In the second, he took seven dismissals and scored 16 in a then-rare Australian victory.

Wright scored 300 first class runs that summer at an average of 17 but he took 57 dismissals (53 caught, 4 stumping).

===1979 World Cup and Tour of India===
Wright kept his spot for the 1979 tours of England for the World Cup, and the six-test series in India.

In the World Cup Wright scored 6 against England, 23 against Pakistan and did not bat against Canada.

In India he scored 52 in an opening tour game. He made 20 and 5 in the first test, disappointing captain Kim Hughes. He made a fighting 16 in the second test, 6 and 11 in the third, a much-praised double of 55 and 15 in the fourth, 0 and 12 in the fifth and 11 and 5 in the 6th.

===Post WSC===
On Wright's return to Australia, the World Series players had been re-incorporated with the establishment.
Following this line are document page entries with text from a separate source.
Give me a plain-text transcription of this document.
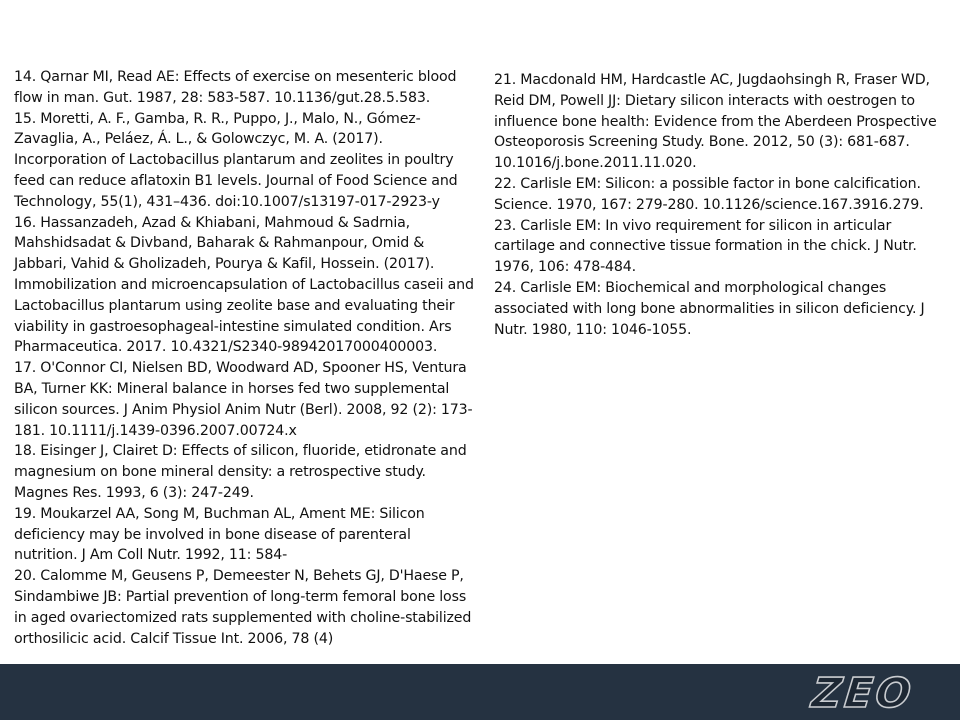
14. Qarnar MI, Read AE: Effects of exercise on mesenteric blood flow in man. Gut. 1987, 28: 583-587. 10.1136/gut.28.5.583.

15. Moretti, A. F., Gamba, R. R., Puppo, J., Malo, N., Gómez-Zavaglia, A., Peláez, Á. L., & Golowczyc, M. A. (2017). Incorporation of Lactobacillus plantarum and zeolites in poultry feed can reduce aflatoxin B1 levels. Journal of Food Science and Technology, 55(1), 431–436. doi:10.1007/s13197-017-2923-y

16. Hassanzadeh, Azad & Khiabani, Mahmoud & Sadrnia, Mahshidsadat & Divband, Baharak & Rahmanpour, Omid & Jabbari, Vahid & Gholizadeh, Pourya & Kafil, Hossein. (2017). Immobilization and microencapsulation of Lactobacillus caseii and Lactobacillus plantarum using zeolite base and evaluating their viability in gastroesophageal-intestine simulated condition. Ars Pharmaceutica. 2017. 10.4321/S2340-98942017000400003.

17. O'Connor CI, Nielsen BD, Woodward AD, Spooner HS, Ventura BA, Turner KK: Mineral balance in horses fed two supplemental silicon sources. J Anim Physiol Anim Nutr (Berl). 2008, 92 (2): 173-181. 10.1111/j.1439-0396.2007.00724.x

18. Eisinger J, Clairet D: Effects of silicon, fluoride, etidronate and magnesium on bone mineral density: a retrospective study. Magnes Res. 1993, 6 (3): 247-249.

19. Moukarzel AA, Song M, Buchman AL, Ament ME: Silicon deficiency may be involved in bone disease of parenteral nutrition. J Am Coll Nutr. 1992, 11: 584-

20. Calomme M, Geusens P, Demeester N, Behets GJ, D'Haese P, Sindambiwe JB: Partial prevention of long-term femoral bone loss in aged ovariectomized rats supplemented with choline-stabilized orthosilicic acid. Calcif Tissue Int. 2006, 78 (4)

21. Macdonald HM, Hardcastle AC, Jugdaohsingh R, Fraser WD, Reid DM, Powell JJ: Dietary silicon interacts with oestrogen to influence bone health: Evidence from the Aberdeen Prospective Osteoporosis Screening Study. Bone. 2012, 50 (3): 681-687. 10.1016/j.bone.2011.11.020.

22. Carlisle EM: Silicon: a possible factor in bone calcification. Science. 1970, 167: 279-280. 10.1126/science.167.3916.279.

23. Carlisle EM: In vivo requirement for silicon in articular cartilage and connective tissue formation in the chick. J Nutr. 1976, 106: 478-484.

24. Carlisle EM: Biochemical and morphological changes associated with long bone abnormalities in silicon deficiency. J Nutr. 1980, 110: 1046-1055.

ZEO
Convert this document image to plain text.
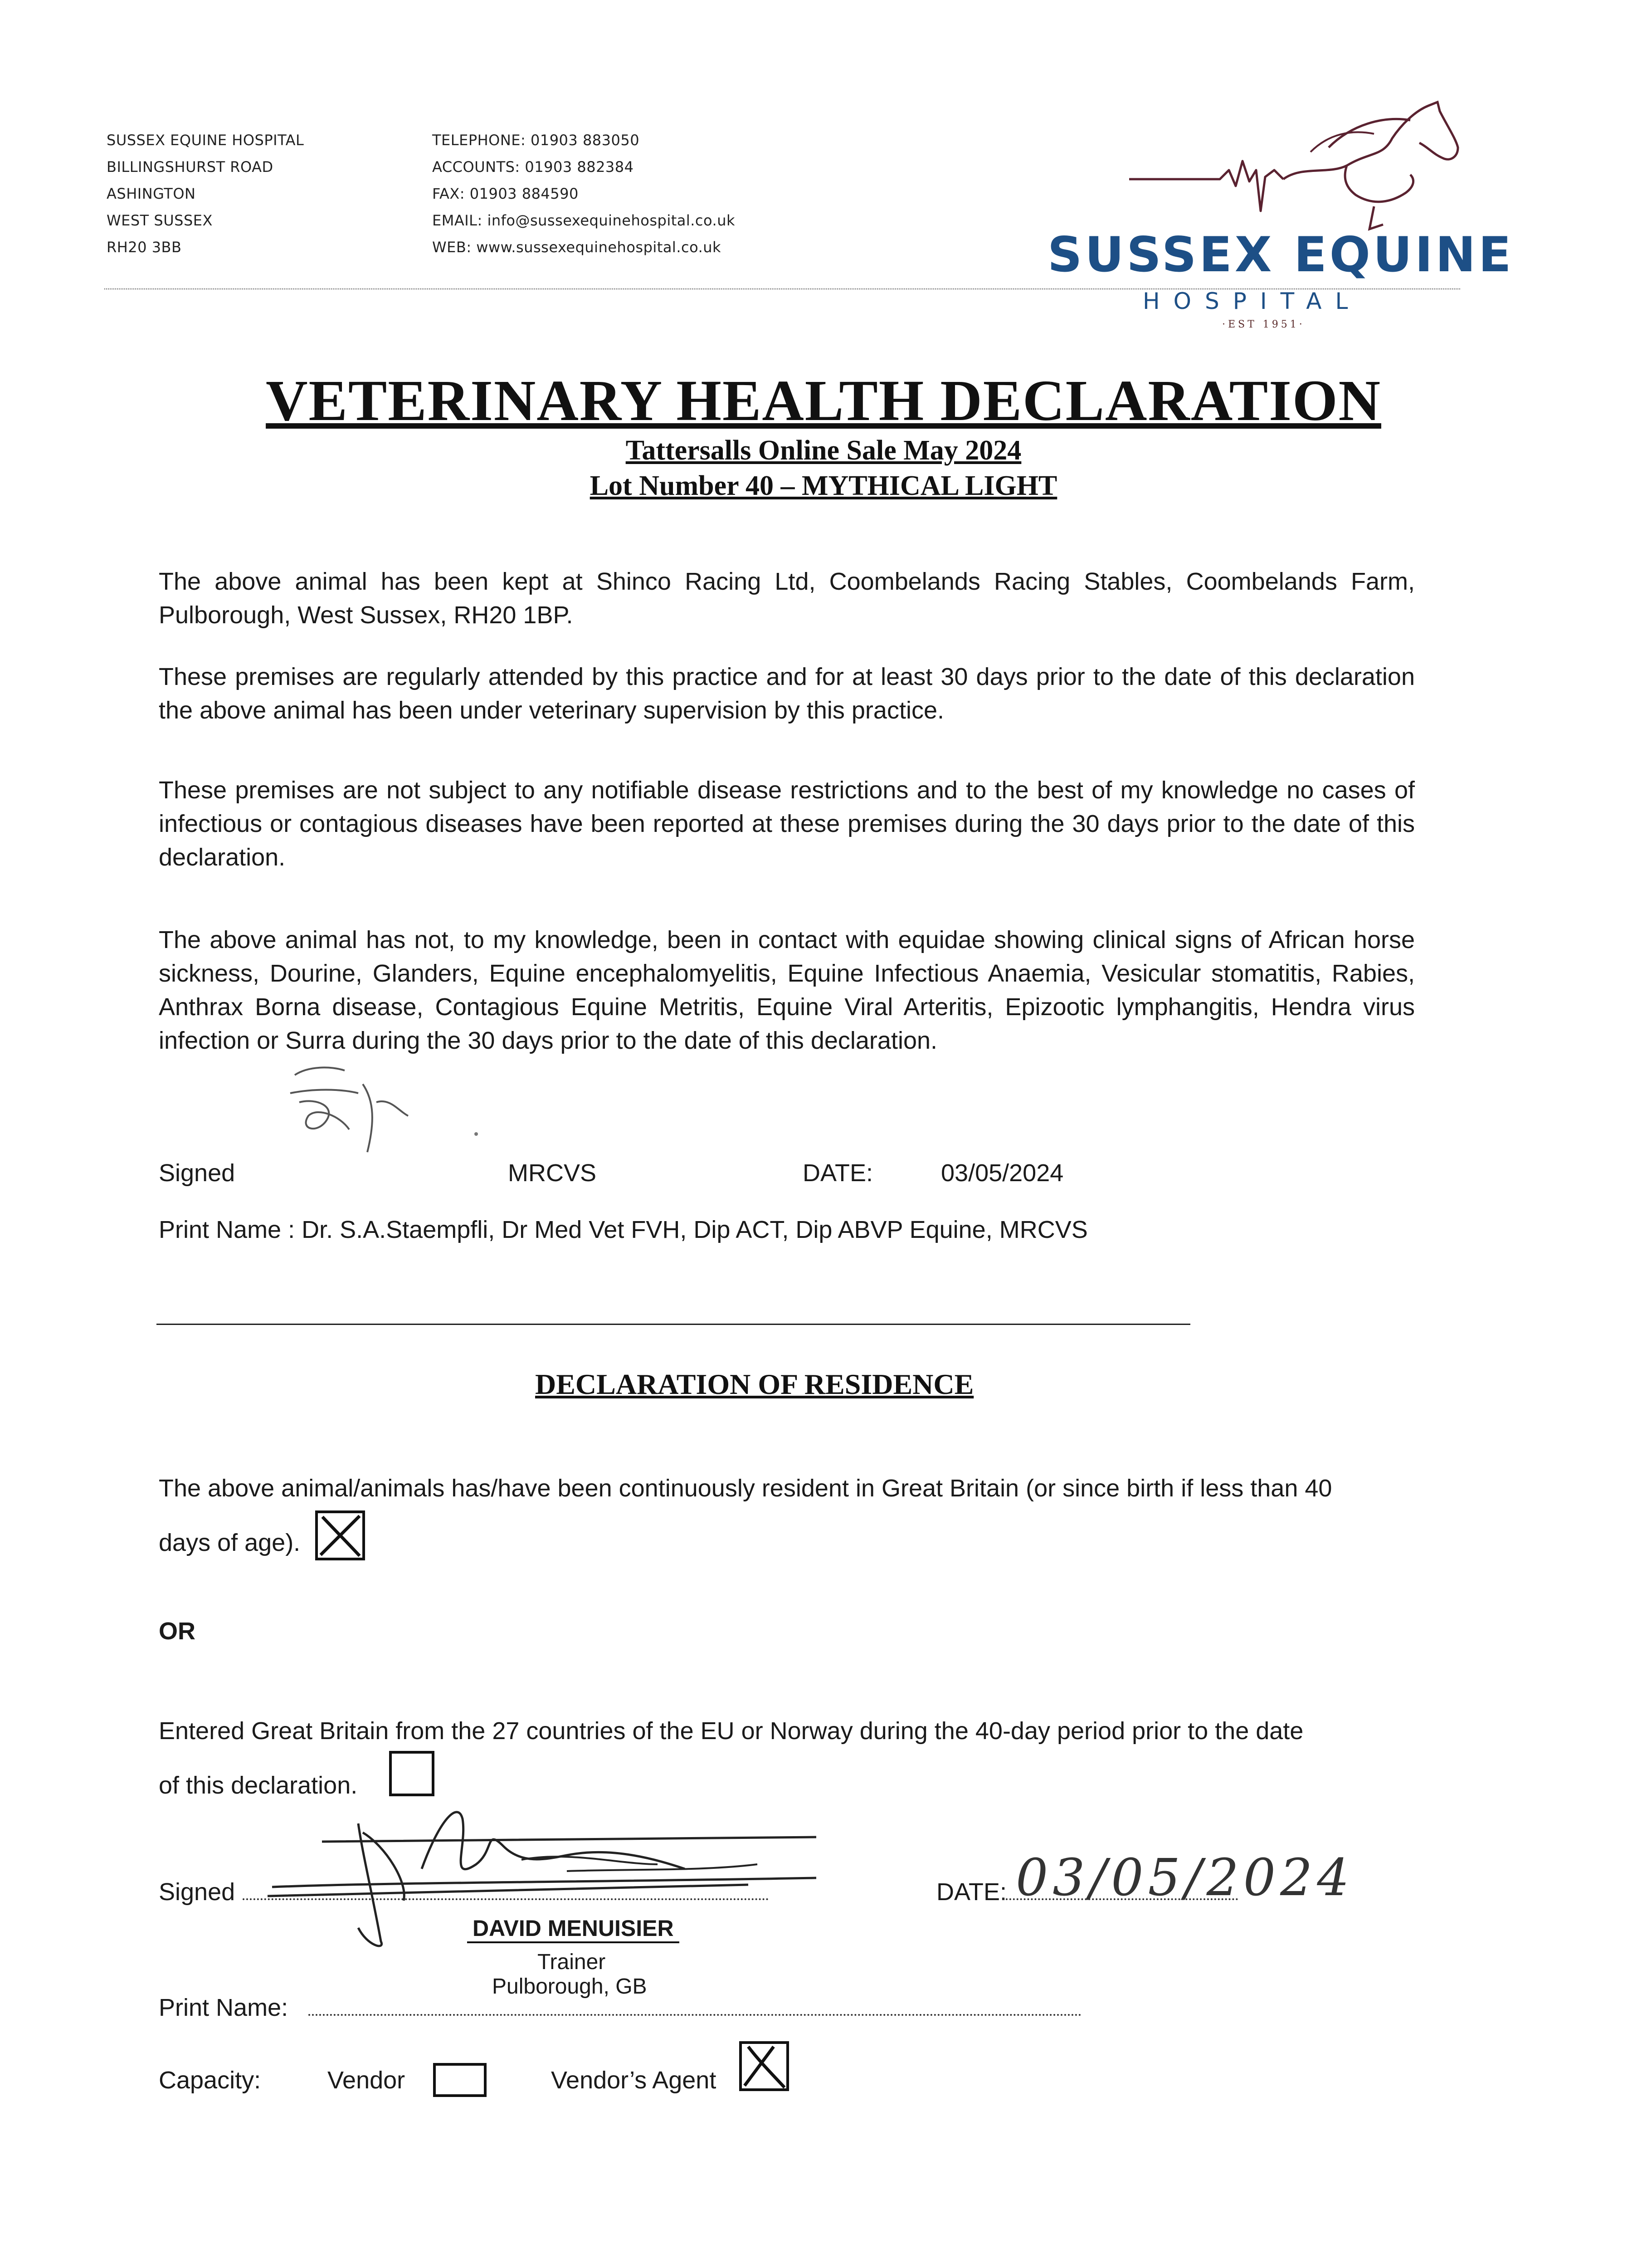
SUSSEX EQUINE HOSPITAL
BILLINGSHURST ROAD
ASHINGTON
WEST SUSSEX
RH20 3BB
TELEPHONE: 01903 883050
ACCOUNTS: 01903 882384
FAX: 01903 884590
EMAIL: info@sussexequinehospital.co.uk
WEB: www.sussexequinehospital.co.uk	SUSSEX EQUINE
HOSPITAL
·EST 1951·
VETERINARY HEALTH DECLARATION
Tattersalls Online Sale May 2024
Lot Number 40 – MYTHICAL LIGHT
The above animal has been kept at Shinco Racing Ltd, Coombelands Racing Stables, Coombelands Farm, Pulborough, West Sussex, RH20 1BP.
These premises are regularly attended by this practice and for at least 30 days prior to the date of this declaration the above animal has been under veterinary supervision by this practice.
These premises are not subject to any notifiable disease restrictions and to the best of my knowledge no cases of infectious or contagious diseases have been reported at these premises during the 30 days prior to the date of this declaration.
The above animal has not, to my knowledge, been in contact with equidae showing clinical signs of African horse sickness, Dourine, Glanders, Equine encephalomyelitis, Equine Infectious Anaemia, Vesicular stomatitis, Rabies, Anthrax Borna disease, Contagious Equine Metritis, Equine Viral Arteritis, Epizootic lymphangitis, Hendra virus infection or Surra during the 30 days prior to the date of this declaration.
Signed	MRCVS	DATE:	03/05/2024
Print Name : Dr. S.A.Staempfli, Dr Med Vet FVH, Dip ACT, Dip ABVP Equine, MRCVS
DECLARATION OF RESIDENCE
The above animal/animals has/have been continuously resident in Great Britain (or since birth if less than 40
days of age).
OR
Entered Great Britain from the 27 countries of the EU or Norway during the 40-day period prior to the date
of this declaration.
Signed
DAVID MENUISIER
Trainer
Pulborough, GB
DATE: 03/05/2024
Print Name:
Capacity:	Vendor	Vendor’s Agent
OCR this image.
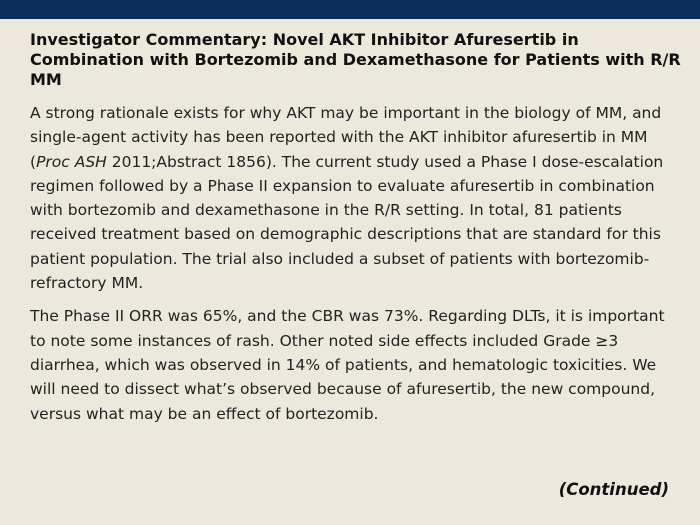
Investigator Commentary: Novel AKT Inhibitor Afuresertib in Combination with Bortezomib and Dexamethasone for Patients with R/R MM

A strong rationale exists for why AKT may be important in the biology of MM, and single-agent activity has been reported with the AKT inhibitor afuresertib in MM (Proc ASH 2011;Abstract 1856). The current study used a Phase I dose-escalation regimen followed by a Phase II expansion to evaluate afuresertib in combination with bortezomib and dexamethasone in the R/R setting. In total, 81 patients received treatment based on demographic descriptions that are standard for this patient population. The trial also included a subset of patients with bortezomib-refractory MM.

The Phase II ORR was 65%, and the CBR was 73%. Regarding DLTs, it is important to note some instances of rash. Other noted side effects included Grade ≥3 diarrhea, which was observed in 14% of patients, and hematologic toxicities. We will need to dissect what’s observed because of afuresertib, the new compound, versus what may be an effect of bortezomib.

(Continued)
Wright lost his spot in the West Australian and Australian teams to Rod Marsh. Marsh's absence on international duty however meant he still played eight first class games scoring 322 runs at 35 (top score 88) and taking 34 dismissals. He won a man of the match award for A Shield game against Tasmania taking seven dismissals and scoring 55. The Australian selectors however named Victoria Richie Robinson as the back up keeper for Marsh on the 1980 tour of Pakistan.

In 1980-81 Wright moved to South Australia. He scored 399 runs at 28 including his first first-class century, 105, and took 27 dismissals. However, on the 1981 Ashes he was overlooked for selection as the second keeper in favour of Steve Rixon.

Wright won a Sheffield Shield with South Australia in 1981–82. He had a great season, his best with the bat (392 runs at 39.2 including a top score of 104 not out, 32 dismissals) and stayed with them for two more seasons. In 1982-83 he made 455 runs at 30.33 and the following season 164 runs at 16.40. He also captained the side in the absence of David Hookes. South Australia had a disappointing Shield season in 1983-84 but Wright led the team to victory in the McDonalds Cup.

In 1983-84 South Australian batsman Wayne Phillips was made wicketkeeper for South Australia in some one day games. In early 1984 Phillips became Australia's test wicketkeeper during the tour of the West Indies. Initially South Australia said that Wright would be keeper and vice captain the state side during the 1984–85 season, prompting Phillips to consider a move to WA. However, in September Wright retired from first class cricket.